On the back end, whether collected by the CDC’s system, the third party vendor, or the states, the data ends up aggregated in the HHS Protect platform, where the CDC team and other federal response teams still have access to this information for their use in the response. Additionally, state and local public health departments also have access to this information in HHS Protect which allows them to access and use the same information that the federal response teams are using.
Arrieta states:
Approximately 1,000 CDC experts continue to have access to the raw data collected in HHS Protect—in addition to thousands of other public health professionals across HHS. Our experts at the CDC are essential to our response, and that is why they have always had and continue to have access to all of the data we are collecting.
The need to modernize these systems was one of the key goals I identified as soon as I arrived at the CDC. HHS Protect was a way to provide real-time data during this crisis. In the long term, we will be working with all of our partners across HHS, as well as states and hospitals, to determine how we can build a system that provides this capability for the long term.
During the pandemic, it became clear that we needed a central way to make this data visible to first responders at federal, state, and local levels and we needed to collect this data as fast as possible. That’s why we created HHS Protect, a secure set of capabilities powered by eight commercial technologies for sharing, parsing, housing, and accessing COVID-19 data, based on the 225 datasets and reporting avenues we had. The system was developed based on four principles: transparency, sharing, privacy, and security.

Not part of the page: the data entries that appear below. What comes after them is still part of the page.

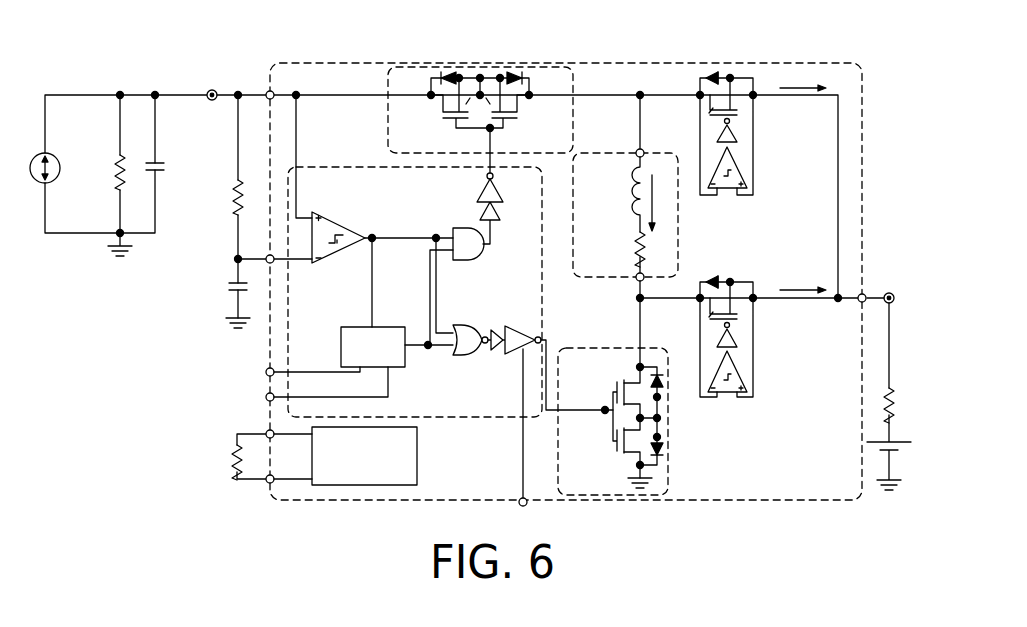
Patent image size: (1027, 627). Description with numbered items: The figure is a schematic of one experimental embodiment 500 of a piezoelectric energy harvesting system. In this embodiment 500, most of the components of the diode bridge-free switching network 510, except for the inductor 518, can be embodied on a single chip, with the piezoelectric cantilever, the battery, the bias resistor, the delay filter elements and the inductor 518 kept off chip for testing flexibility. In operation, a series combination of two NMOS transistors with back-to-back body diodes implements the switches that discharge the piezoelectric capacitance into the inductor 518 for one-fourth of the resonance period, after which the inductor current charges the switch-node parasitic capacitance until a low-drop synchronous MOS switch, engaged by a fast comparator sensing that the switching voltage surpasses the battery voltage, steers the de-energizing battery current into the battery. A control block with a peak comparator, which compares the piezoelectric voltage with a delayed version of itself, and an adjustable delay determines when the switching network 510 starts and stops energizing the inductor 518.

The experimental embodiment 500 is at (598, 54).
The diode bridge-free switching network 510 is at (339, 63).
The inductor 518 is at (628, 153).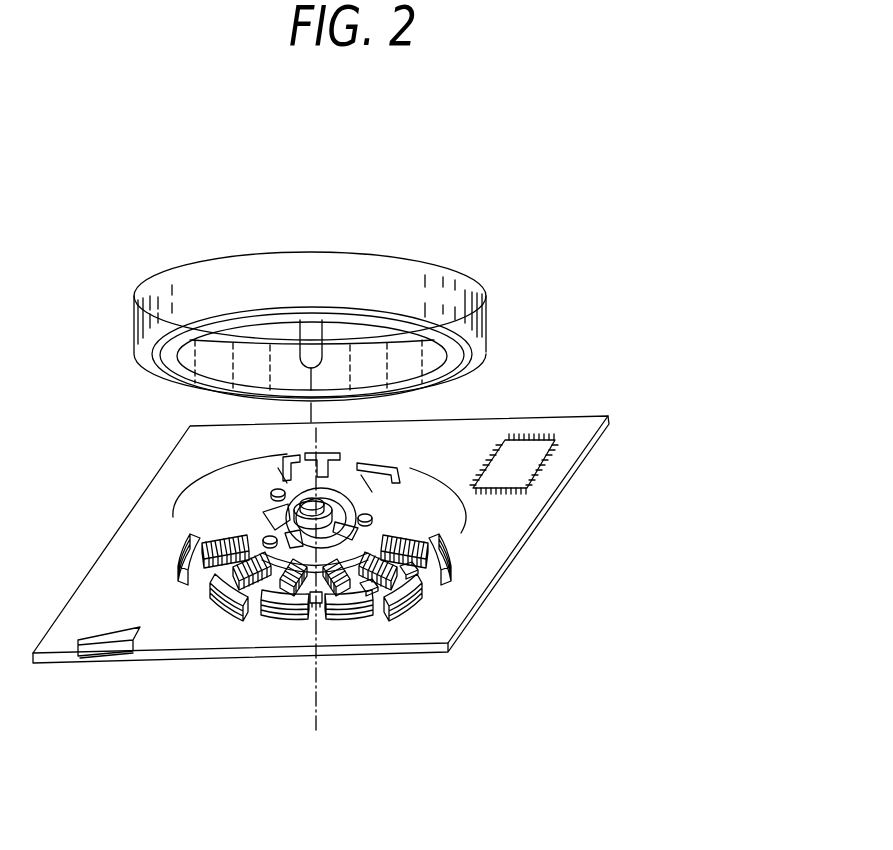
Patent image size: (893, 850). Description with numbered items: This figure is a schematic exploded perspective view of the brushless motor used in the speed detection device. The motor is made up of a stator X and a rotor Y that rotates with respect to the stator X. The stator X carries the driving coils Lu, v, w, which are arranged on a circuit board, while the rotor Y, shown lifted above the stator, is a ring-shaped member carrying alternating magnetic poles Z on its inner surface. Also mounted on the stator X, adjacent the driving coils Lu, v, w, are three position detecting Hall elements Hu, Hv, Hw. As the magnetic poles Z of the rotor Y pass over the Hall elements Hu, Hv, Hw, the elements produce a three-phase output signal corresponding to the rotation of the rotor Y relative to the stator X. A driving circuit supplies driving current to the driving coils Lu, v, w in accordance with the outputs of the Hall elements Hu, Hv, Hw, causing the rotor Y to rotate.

The rotor Y is at (440, 266).
The magnetic poles Z is at (417, 367).
The stator X is at (429, 591).
The driving coils Lu, v, w is at (433, 547).
The Hall element Hu is at (420, 565).
The Hall element Hv is at (369, 593).
The Hall element Hw is at (316, 603).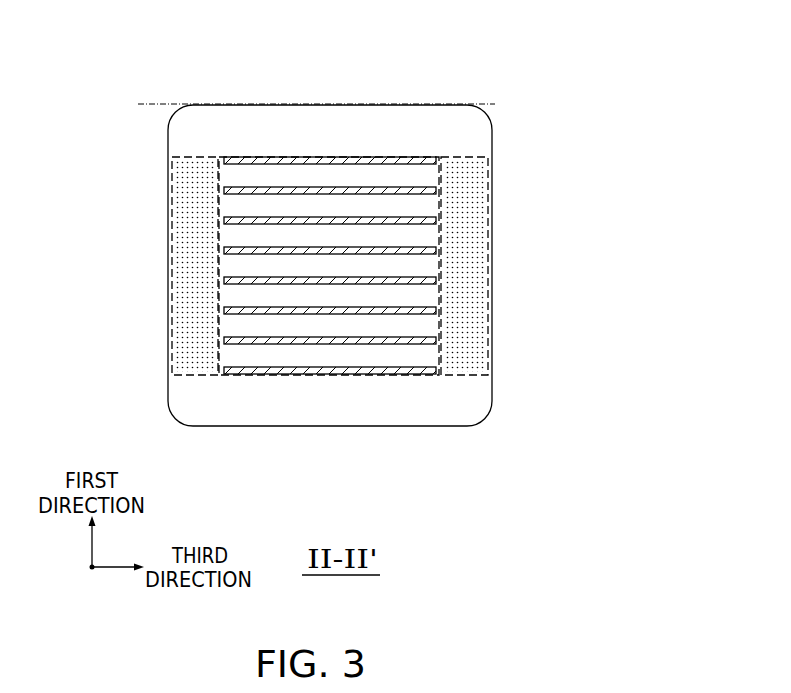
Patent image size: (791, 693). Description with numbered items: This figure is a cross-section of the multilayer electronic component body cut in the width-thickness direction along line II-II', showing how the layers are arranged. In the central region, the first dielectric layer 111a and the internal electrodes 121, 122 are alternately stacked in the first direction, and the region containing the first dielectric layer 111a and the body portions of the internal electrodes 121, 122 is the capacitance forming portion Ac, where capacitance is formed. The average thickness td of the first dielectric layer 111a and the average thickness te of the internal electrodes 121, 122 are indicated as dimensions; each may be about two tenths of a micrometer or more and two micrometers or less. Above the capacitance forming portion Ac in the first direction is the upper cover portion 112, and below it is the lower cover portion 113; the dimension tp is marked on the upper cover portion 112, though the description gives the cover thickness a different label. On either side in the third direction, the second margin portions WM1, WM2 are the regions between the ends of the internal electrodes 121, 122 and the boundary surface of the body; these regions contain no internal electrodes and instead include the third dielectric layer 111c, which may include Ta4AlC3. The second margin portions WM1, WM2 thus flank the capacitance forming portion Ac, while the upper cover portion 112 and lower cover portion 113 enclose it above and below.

The first dielectric layer 111a is at (260, 175).
The third dielectric layer 111c is at (188, 352).
The upper cover portion 112 is at (318, 110).
The lower cover portion 113 is at (313, 420).
The first internal electrode 121 is at (392, 160).
The second internal electrode 122 is at (403, 190).
The second margin portion WM1 is at (166, 297).
The second margin portion WM2 is at (494, 297).
The capacitance forming portion Ac is at (386, 382).
The cover portion thickness tp is at (138, 105).
The average thickness of the internal electrodes te is at (222, 157).
The average thickness of the first dielectric layer td is at (222, 187).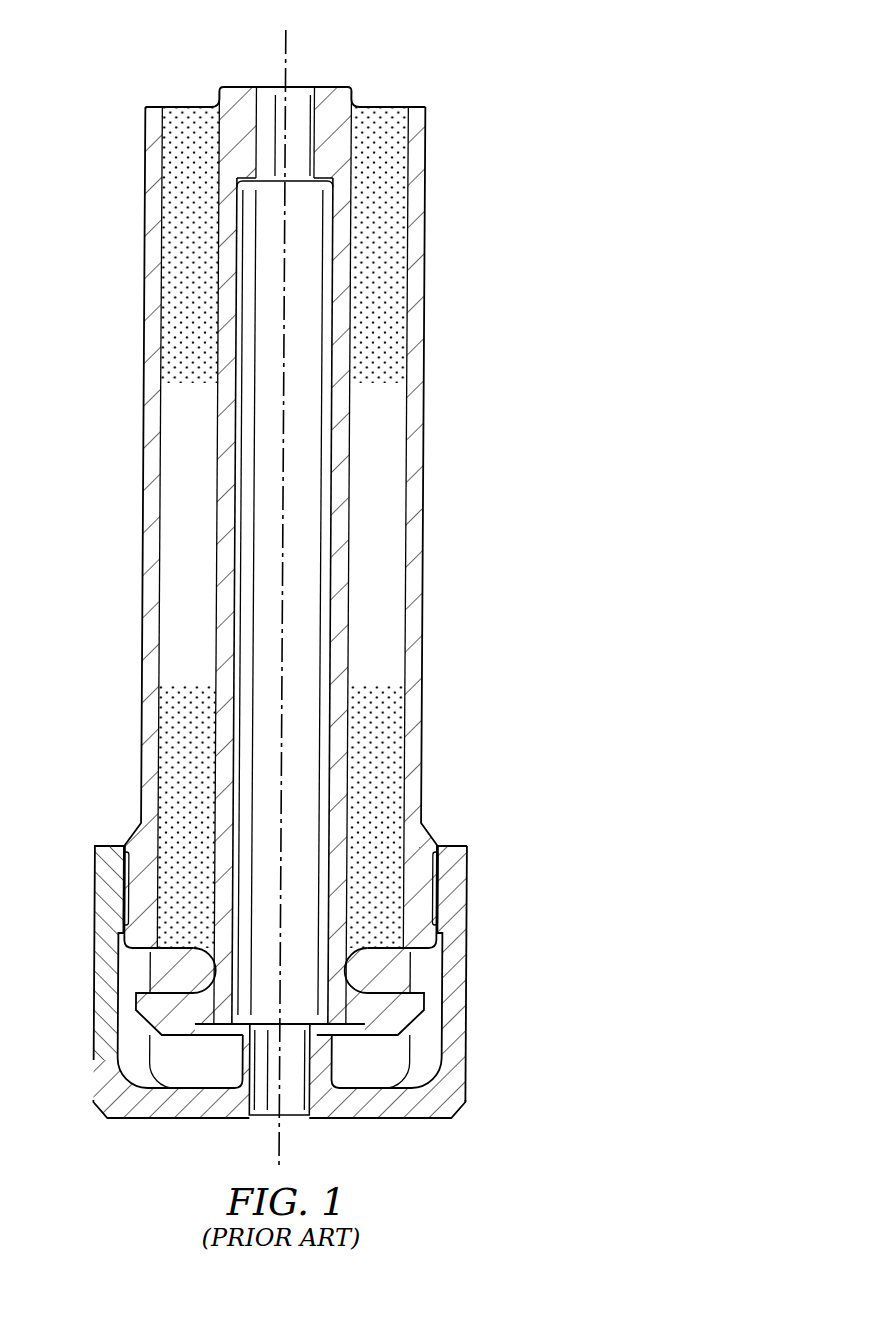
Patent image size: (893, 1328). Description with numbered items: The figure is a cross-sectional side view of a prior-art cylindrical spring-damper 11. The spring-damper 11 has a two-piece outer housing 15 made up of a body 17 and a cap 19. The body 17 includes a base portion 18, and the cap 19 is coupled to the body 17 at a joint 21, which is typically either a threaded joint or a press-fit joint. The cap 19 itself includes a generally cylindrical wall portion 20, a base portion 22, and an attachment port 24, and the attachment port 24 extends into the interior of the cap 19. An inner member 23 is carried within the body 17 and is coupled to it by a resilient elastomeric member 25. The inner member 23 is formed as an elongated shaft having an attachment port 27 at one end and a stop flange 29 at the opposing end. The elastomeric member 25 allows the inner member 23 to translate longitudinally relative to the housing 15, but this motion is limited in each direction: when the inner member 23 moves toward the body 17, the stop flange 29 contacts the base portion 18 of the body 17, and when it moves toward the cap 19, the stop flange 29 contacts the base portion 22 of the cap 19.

The spring-damper 11 is at (308, 587).
The outer housing 15 is at (434, 359).
The body 17 is at (428, 515).
The base portion 18 is at (411, 556).
The cap 19 is at (478, 1049).
The wall portion 20 is at (473, 933).
The joint 21 is at (446, 890).
The base portion 22 is at (395, 1120).
The inner member 23 is at (228, 86).
The attachment port 24 is at (272, 1096).
The resilient elastomeric member 25 is at (180, 532).
The attachment port 27 is at (266, 103).
The stop flange 29 is at (198, 1037).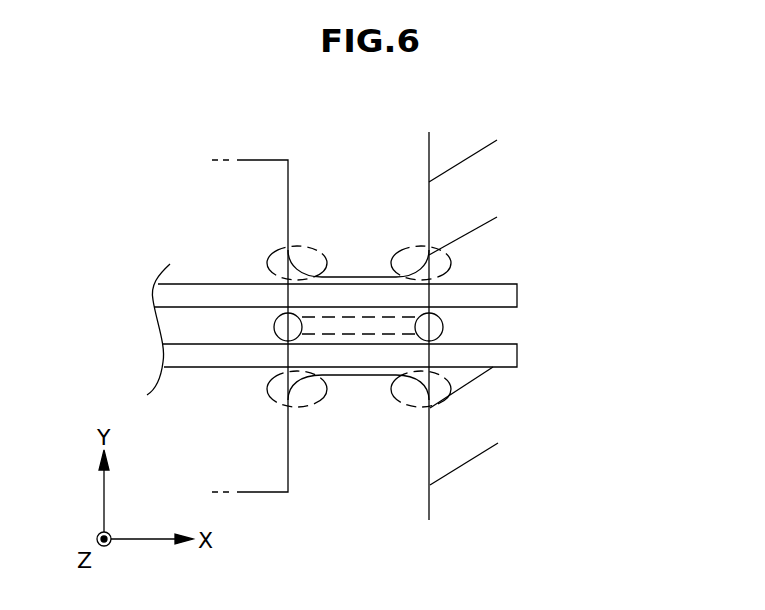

Before HHS Protect, CDC NHSN received data regularly from 3,000 hospitals related to COVID-19. However, there are approximately 6,200 hospitals in the United States. Through Teletracking, HHS was able to start collecting additional data from 1,100 hospitals. HHS Protect collects data directly from 20 states and approximately 2,000 hospitals for COVID-19 data. The additional capabilities provided by Protect and TeleTracking provided increased visibility rapidly. Currently, we have 1,200 users and approximately 950 state CDC partners and CDC partners.
Access is only granted to authorized federal/military employees and contractors, who are granted access as necessary by mission need. We authenticate and authorize every user to ensure only mission essential activity is occurring within HHS Protect. All data in HHS Protect is de-identified, meaning that there is no personally identifiable information attached. HHS has made the security and protection of the data involved a top priority. Least-privilege and National Institute of Standards and Technology (NIST) cybersecurity frameworks have been applied to support confidentiality, integrity, and availability.